Como eu disse, sei como é ser tomado por uma dor que você mesmo é incapaz de explicar. Sei como tal sofrimento, que para os outros parece imaginário, para quem o padece torna-se a única realidade. Sei o que é desejar dormir e nunca mais acordar. Sei como a morte se apresenta como a única saída capaz de fazer cessar a dor.

Depois de refletir sobre todas essas coisas, pude perceber o quanto próximo estou dessa jovem mulher, o quanto passei a amá-la em seu sofrimento. Ela é minha irmã, a quem rendo, aqui, minha homenagem.

5 comentários:

Rosângela Oliveira disse...

Augusto querido...
Suas palavras são as mais sensatas que já ouvi a respeito do assunto, "depressão".
Só para completar, existem pessoas que têm vergonha de dizer que vivenciam ou já vivenciaram este tipo de mal.
Espero que se conforte no infinito amor de Deus...
Ao olhar uma bela paisagem... pense nesta jovem.
Tente reparar nas coisas que quase não nos chamam mais a atenção... flores, arbustos, animais, um bom livro, uma boa conversa, o silêncio edificante, a oração, o magnífico Céu de anil... ou chuvoso, a água cristalina, a comida que temos em nossa mesa... são situações que quase já não nos convocam mais a desfrutá-las.
Em tudo, pense com carinho na jovem que nao teve a mesma "sorte" sua... e vá exteriorizando esses pensamentos. Tudo para fora... a fim de que ela seja situada em algum lugar em que possa descansar, refletir e encontrar mãos amigas a direcioná-la.
Me emocionei com seu texto...
Muita luz e muita paz, neste seu dia.
Beijos

Vital Cruvinel disse...

Olá, Augusto!

Muito emocionante o seu texto. Especialmente para mim que tenho um irmão que se suicidou aos 16 anos (a 18 anos atrás).

No seu bilhete de despedida estava escrito mais ou menos assim:

"Entre o céu e a terra ou aonde quer que eu esteja amo e sempre amarei as pessoas que me amaram.

Estou partindo de uma forma talvez precipitada pois para mim esta existência não vale a angústia de viver."

Abraço!

Augusto Araujo disse...

Querido Vital:

Mais emocionante ainda seu testemunho. Ele representa o outro lado da história: a dor dos que ficam. Dor à qual sou igualmente solidário.

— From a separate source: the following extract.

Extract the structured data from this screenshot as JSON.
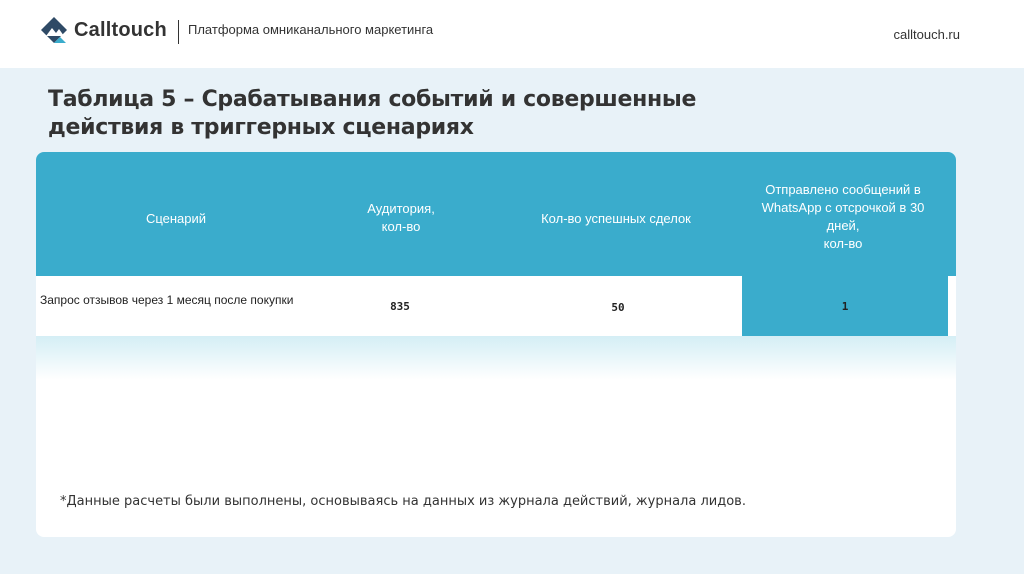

Obrigado por compartilhar seu coração! Muito obrigado.

A partir de hoje, também seu irmão é meu irmão.

Por favor, receba meu abraço e amizade.

Joao Donha disse...

Augusto,

A empatia que você demonstra em textos como este e o anterior é o que eu vejo como sintonia perfeita entre razão e sensibilidade.
Abraços. João.

Artsy disse...

Perfeito este post. Eu poderia assinar embaixo dele. Você falou aqui sobre algo que eu já pensei: só quem já teve depressão é que pode ter uma noção, uma dimensão do que isso significa. Não adianta nem tentar descrever. Me preocupa e desagrada a leviandade com que muitas pessoas tratam o tema, às vezes quase culpando quem está sofrendo com o problema. Há casos e casos, mas acreditem: sempre há solução - juro! - por mais que pareça impossível acreditar nisso quando estamos no fundo do poço. Portanto, muito bom o post, e assim como vc, eu me solidarizo com ela e com qualquer pessoa que enfrente essa doença. Mas BOLA PRA FRENTE, porque, repito: tem solução!!! Boa semana.